28 Aug 2021; MEMO: Lebanon is heading towards complete collapse unless action is taken to remedy the crisis caused by its financial meltdown, Reuters reported Grand Mufti Sheikh Abdul Latif Derian, the state's most senior Sunni Muslim cleric, warning today.
The economic collapse that began in 2019 has plumbed new depths this month, leading to fuel shortages that have crippled even essential services and causing numerous security incidents involving scrambles for gasoline.
The head of one of the main security agencies, Major General Abbas Ibrahim, ordered his officers to stand firm in the face of the crisis, saying it could be protracted and warning of the chaos that would ensue if the state collapsed.
The warnings are some of the strongest yet from Lebanese officials about the gravity of the situation.
The accelerating pace of the deterioration has added to international concern about a state that was pieced back together after a 1975-90 civil war and is still deeply riven by sectarian and factional rivalries.
The UN secretary general yesterday called for a new government to be formed urgently.
Lebanese politicians have failed to agree on the government even as the currency has lost more than 90 per cent of its value and more than half of Lebanese have fallen into poverty.

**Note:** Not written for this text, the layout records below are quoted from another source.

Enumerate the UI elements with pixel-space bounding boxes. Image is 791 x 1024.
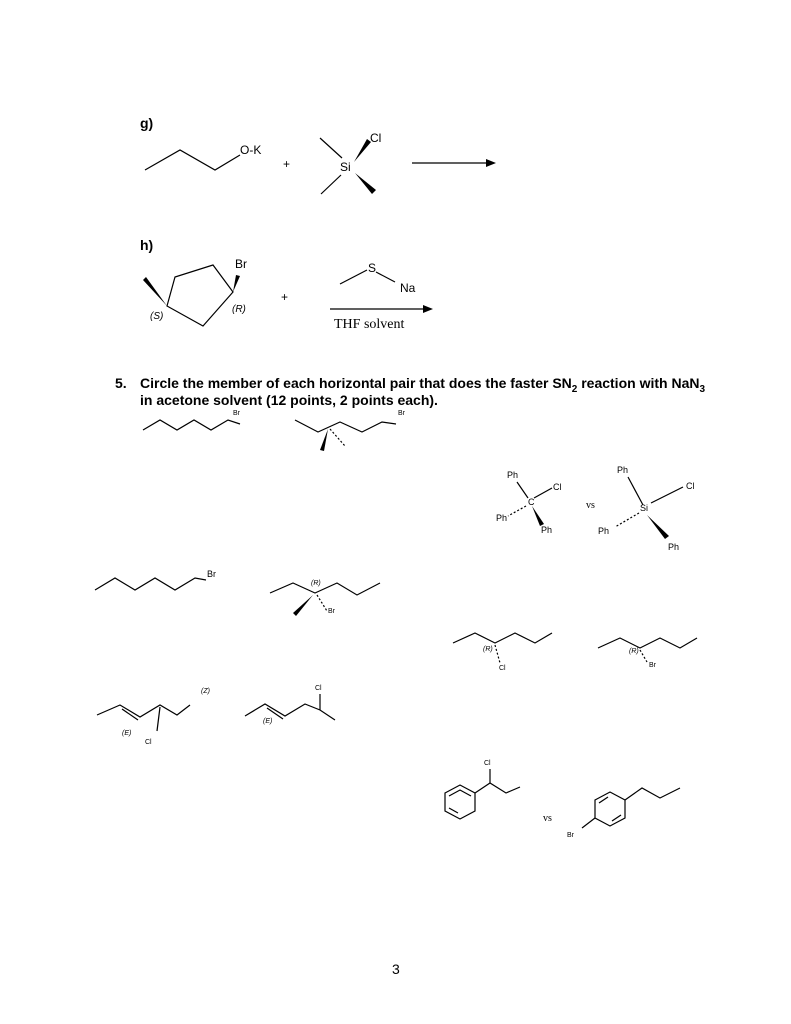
pair5-cl-label-b: Cl [315, 685, 322, 692]
solvent-label-h: THF solvent [334, 317, 405, 332]
pair3-tertiary-bromide [265, 575, 390, 625]
pair2-ph-bottom-a: Ph [541, 525, 553, 535]
pair2-ph-top-b: Ph [617, 465, 629, 475]
pair6-benzylic-chloride [420, 765, 530, 835]
page-number: 3 [392, 961, 400, 977]
br-label-h: Br [235, 257, 247, 271]
pair3-r-label: (R) [311, 580, 321, 587]
pair2-cl-a: Cl [553, 482, 562, 492]
question-5-line-2: in acetone solvent (12 points, 2 points each). [140, 392, 438, 408]
pair5-e-label-b: (E) [263, 718, 273, 725]
propoxide-ok-label: O-K [240, 143, 262, 157]
pair1-br-label-b: Br [398, 410, 405, 417]
pair6-vs: vs [543, 813, 552, 824]
reaction-arrow-h [330, 303, 435, 315]
cl-label-g: Cl [370, 131, 382, 145]
problem-g-label: g) [140, 115, 154, 131]
pair4-r-label-b: (R) [629, 648, 639, 655]
pair4-r-label-a: (R) [483, 646, 493, 653]
s-stereo-label-h: (S) [150, 311, 164, 322]
problem-h-label: h) [140, 237, 154, 253]
pair6-aryl-bromide [570, 780, 700, 845]
pair4-cl-label: Cl [499, 665, 506, 672]
si-label-g: Si [340, 160, 351, 174]
pair5-allylic-chloride [92, 695, 197, 740]
question-5-number: 5. [115, 375, 127, 391]
pair1-br-label-a: Br [233, 410, 240, 417]
pair5-e-label-a: (E) [122, 730, 132, 737]
pair2-cl-b: Cl [686, 481, 695, 491]
pair2-c-label: C [528, 497, 535, 507]
r-stereo-label-h: (R) [232, 304, 246, 315]
pair3-br-label-a: Br [207, 569, 216, 579]
cyclopentane-structure [140, 255, 250, 335]
pair2-ph-left-a: Ph [496, 513, 508, 523]
pair6-br-label: Br [567, 832, 574, 839]
pair2-ph-top-a: Ph [507, 470, 519, 480]
pair6-cl-label: Cl [484, 760, 491, 767]
plus-sign-g: + [283, 157, 291, 171]
pair5-stray-label: (Z) [201, 688, 210, 695]
reaction-arrow-g [412, 157, 498, 169]
na-label-h: Na [400, 281, 416, 295]
pair4-br-label: Br [649, 662, 656, 669]
pair3-bromopentane [90, 570, 215, 600]
pair2-ph-left-b: Ph [598, 526, 610, 536]
pair2-si-label: Si [640, 503, 649, 513]
question-5-line-1: Circle the member of each horizontal pair that does the faster $SN_2$ reaction with NaN$_3$ [140, 375, 706, 395]
plus-sign-h: + [281, 290, 289, 304]
pair3-br-label-b: Br [328, 608, 335, 615]
s-atom-label-h: S [368, 261, 377, 275]
pair2-vs: vs [586, 500, 595, 511]
pair5-secondary-chloride [240, 688, 340, 733]
pair5-cl-label-a: Cl [145, 739, 152, 746]
pair1-branched-bromide [290, 412, 410, 457]
pair2-ph-bottom-b: Ph [668, 542, 680, 552]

Even vital medicines are hard to find. Cancer patients who have been told their treatment cannot be guaranteed protested yesterday.

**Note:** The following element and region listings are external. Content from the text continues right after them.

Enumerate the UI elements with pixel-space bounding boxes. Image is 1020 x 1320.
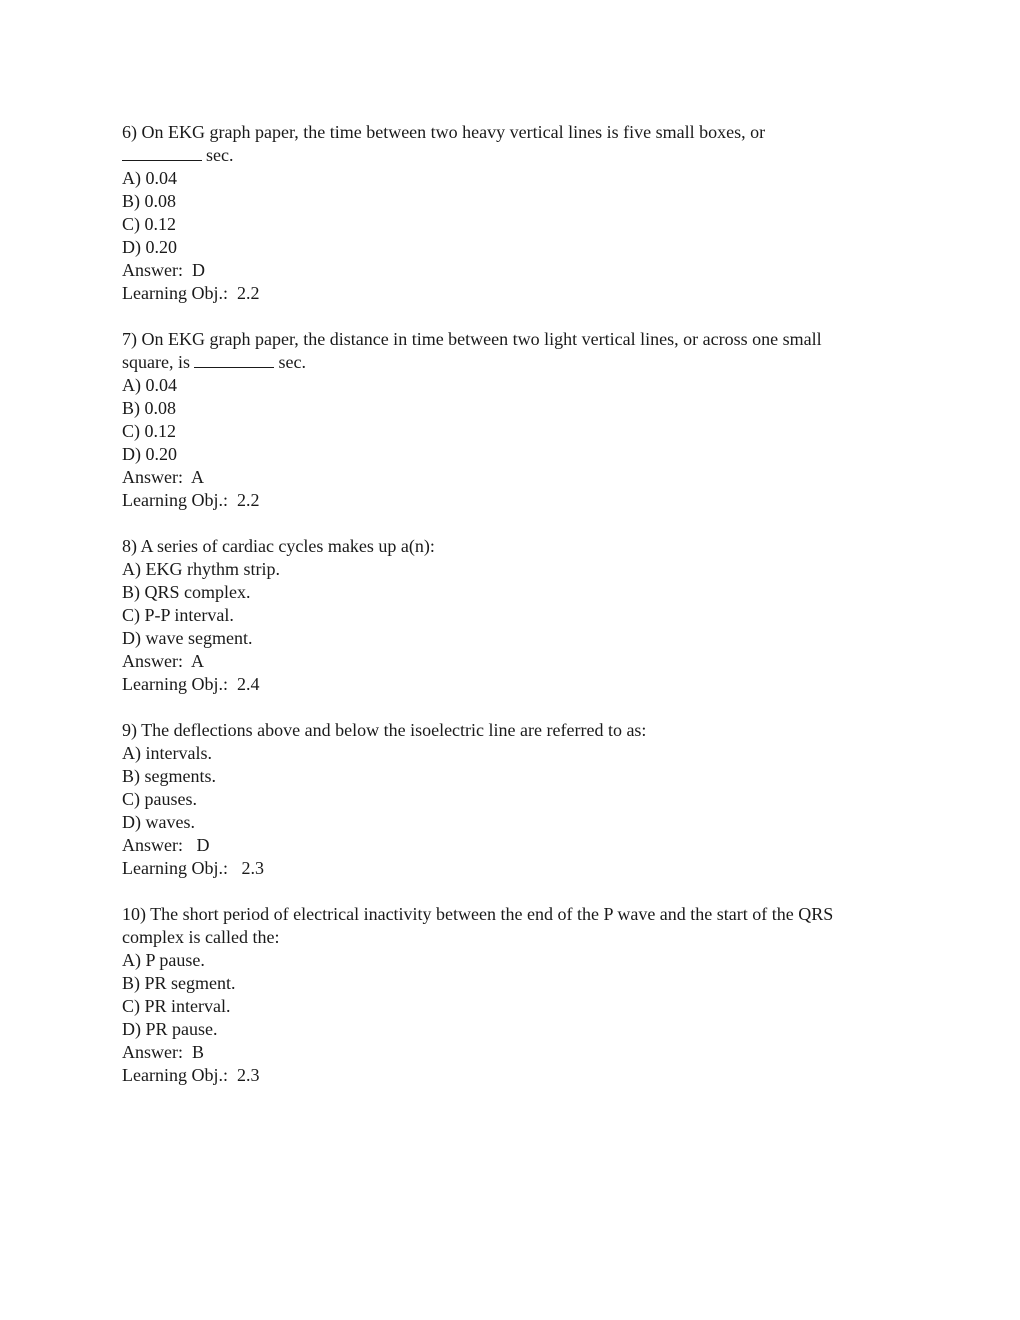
question-stem: 10) The short period of electrical inactivity between the end of the P wave and the start of the QRS — [122, 904, 834, 924]
answer-line: Answer: D — [122, 835, 210, 855]
option-c: C) 0.12 — [122, 214, 176, 234]
answer-blank — [194, 351, 274, 368]
answer-line: Answer: B — [122, 1042, 204, 1062]
option-a: A) 0.04 — [122, 168, 177, 188]
question-9 — [122, 719, 902, 880]
learning-objective: Learning Obj.: 2.3 — [122, 858, 264, 878]
document-page — [122, 121, 902, 1110]
answer-blank — [122, 144, 202, 161]
question-stem: 6) On EKG graph paper, the time between two heavy vertical lines is five small boxes, or — [122, 122, 766, 142]
answer-line: Answer: D — [122, 260, 205, 280]
question-stem-continued — [122, 144, 902, 167]
option-a: A) intervals. — [122, 743, 212, 763]
question-7 — [122, 328, 902, 512]
option-d: D) waves. — [122, 812, 195, 832]
option-d: D) PR pause. — [122, 1019, 218, 1039]
option-b: B) 0.08 — [122, 191, 176, 211]
option-c: C) 0.12 — [122, 421, 176, 441]
option-b: B) 0.08 — [122, 398, 176, 418]
option-b: B) segments. — [122, 766, 216, 786]
question-stem: 9) The deflections above and below the isoelectric line are referred to as: — [122, 720, 647, 740]
option-b: B) QRS complex. — [122, 582, 251, 602]
learning-objective: Learning Obj.: 2.2 — [122, 490, 260, 510]
blank-unit: sec. — [278, 352, 306, 372]
option-a: A) 0.04 — [122, 375, 177, 395]
learning-objective: Learning Obj.: 2.4 — [122, 674, 260, 694]
option-c: C) PR interval. — [122, 996, 231, 1016]
question-stem: 8) A series of cardiac cycles makes up a(n): — [122, 536, 435, 556]
question-stem: 7) On EKG graph paper, the distance in time between two light vertical lines, or across one small — [122, 329, 822, 349]
question-stem-continued: complex is called the: — [122, 927, 280, 947]
option-a: A) EKG rhythm strip. — [122, 559, 280, 579]
option-d: D) wave segment. — [122, 628, 253, 648]
question-stem-continued — [122, 351, 902, 374]
learning-objective: Learning Obj.: 2.3 — [122, 1065, 260, 1085]
answer-line: Answer: A — [122, 651, 204, 671]
option-b: B) PR segment. — [122, 973, 236, 993]
answer-line: Answer: A — [122, 467, 204, 487]
option-d: D) 0.20 — [122, 444, 177, 464]
blank-unit: sec. — [206, 145, 234, 165]
option-c: C) P-P interval. — [122, 605, 234, 625]
question-10 — [122, 903, 902, 1087]
question-8 — [122, 535, 902, 696]
option-c: C) pauses. — [122, 789, 197, 809]
question-6 — [122, 121, 902, 305]
option-d: D) 0.20 — [122, 237, 177, 257]
option-a: A) P pause. — [122, 950, 205, 970]
stem-prefix: square, is — [122, 352, 190, 372]
learning-objective: Learning Obj.: 2.2 — [122, 283, 260, 303]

"We fear that … the patience of Lebanese will run out and that we will all fall into the furnace of complete chaos, manifestations of which we have started to see in all fields," Sheikh Derian said during a Friday sermon in comments carried by the National News Agency.
"The matter requires serious and immediate treatment," he said. "Otherwise we are truly going to what is worse and to complete collapse," he said, noting clashes that have flared up in some parts of Lebanon.
The World Bank says it is one of the worst collapses ever recorded. Its root causes include decades of corruption in government and the unsustainable way the state was financed.
Foreign donors say they will provide assistance once a government is formed that embarks on reforms.
Grand Mufti Derian urged President Michael Aoun to try to save what was left his term.
"Otherwise we are going to … to the bottom of hell," he said, recalling Aoun's warning last September that Lebanon was going to hell if a government was not formed.